I was working in the aerospace industry when I started a non-profit organization called Series Frontier in Australia, which is a think tank and industrial accelerator for proteins. And it allowed me to look at many companies, look at many different technologies, and study and assess market gaps and opportunities. And basically the conclusion I came to was that microbial fermentation is such a powerful catalyst, especially when you can focus on specific compounds. One of them was the magic unlock you find in a dairy engine, especially casein.

So once I make that connection, we can recreate the key functional component of cheese and dairy, which is casein, using technology that allows you to produce something bioidentical. And suddenly, it was a magical epiphany to say that wow, if we can recreate casein exactly one for one, then there’s this whole concept of cheese without compromise.

So your goal is to provide a dairy alternative that appeals to more than plant-based or vegan consumers.

It’s a change without compromise for the average consumer.

We are seeing strong growth in the vegan and plant-based cheese market, which is fantastic. But for the average consumer of mass cheese, we need something better. We need something that minimizes this trade-off that people have to accept. And I think it is, and I can do it.

You focus on casein, so is it the same as the casein found in dairy products?

The DNA is actually encoded in the gene. So the gene itself is what we use one for, one from essentially the same gene that you say codes for the cow to produce casein. So we take that same DNA, but then we use a microbial host to produce that same protein rather than a cow affected by it. So we create miniature cows in a way that we can target specific compounds of interest, one of which is casein, one being bioidentical.

Other companies using precision fermentation face scale and cost challenges. What is your approach to these issues?

Well, where we are today, we are poised to ride the high-cost legacy type of process forward into this new era of cost effectiveness and scalability. And that’s why it’s a challenge. And the biggest challenge is how do you obviously optimize that protein or that company that you’re looking for within the lab to get the microbes to produce things in as large a quantity as possible. But the second challenge is to take advantage of the scales of what the economy of scale is in bigger and bigger fermenters, because that’s really where you start.

The other key thing that’s driving a lot of this is also the regulatory timeline to produce products at scale and through a repeatable process, to then go through the regulatory approval process with the FDA and get aggressive approval for these specific compounds for use in foods. .
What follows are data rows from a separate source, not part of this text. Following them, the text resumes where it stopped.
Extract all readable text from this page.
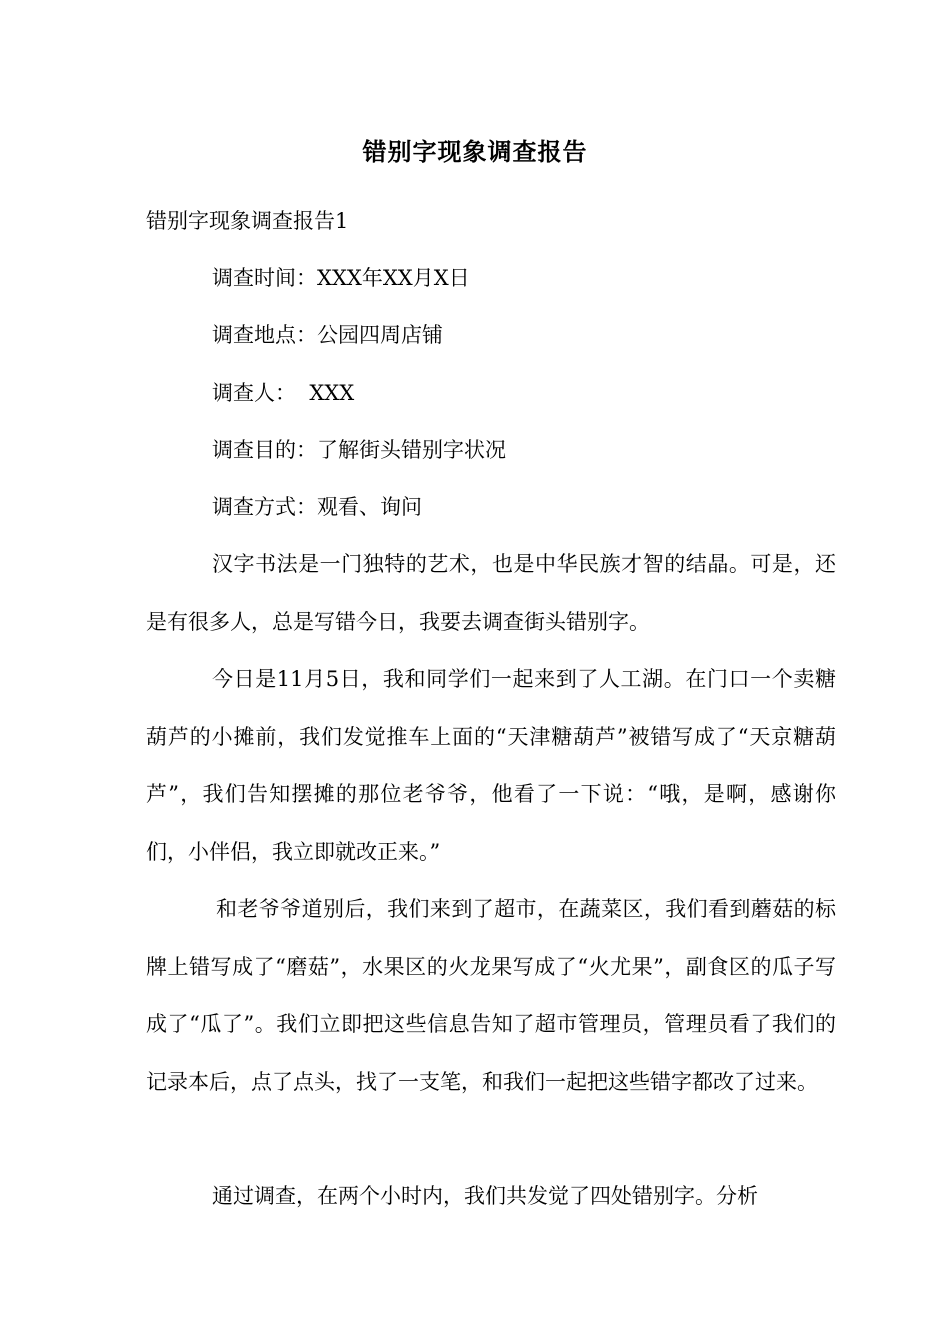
错别字现象调查报告
错别字现象调查报告1
调查时间：XXX年XX月X日
调查地点：公园四周店铺
调查人：  XXX
调查目的：了解街头错别字状况
调查方式：观看、询问
汉字书法是一门独特的艺术，也是中华民族才智的结晶。可是，还是有很多人，总是写错今日，我要去调查街头错别字。
今日是11月5日，我和同学们一起来到了人工湖。在门口一个卖糖葫芦的小摊前，我们发觉推车上面的“天津糖葫芦”被错写成了“天京糖葫芦”，我们告知摆摊的那位老爷爷，他看了一下说：“哦，是啊，感谢你们，小伴侣，我立即就改正来。”
和老爷爷道别后，我们来到了超市，在蔬菜区，我们看到蘑菇的标牌上错写成了“磨菇”，水果区的火龙果写成了“火尤果”，副食区的瓜子写成了“瓜了”。我们立即把这些信息告知了超市管理员，管理员看了我们的记录本后，点了点头，找了一支笔，和我们一起把这些错字都改了过来。
通过调查，在两个小时内，我们共发觉了四处错别字。分析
If you hope to have products on the market in 2023, what do you have in place today? Something I can hold in my hand?

Yes absolutely. We have a number of benchtop prototypes.

Finally, please talk about the impact you think Change Foods will have on climate change and sustainability through its cheese.

If we’re serious about solving some of the climate and animal agriculture issues related to dairy, that’s why cheese is so important. For example, it takes ten liters of cow’s milk to make one kilo of cheddar. So that’s a 10 to 1 conversion ratio. So not only is dairy milk unsustainable, to begin with, but then you can multiply that by a factor of ten for cheese.

With this in mind, we must be strategic to ensure that there is no compromise in taste, performance cost, texture, price and convenience for the average dairy consumer.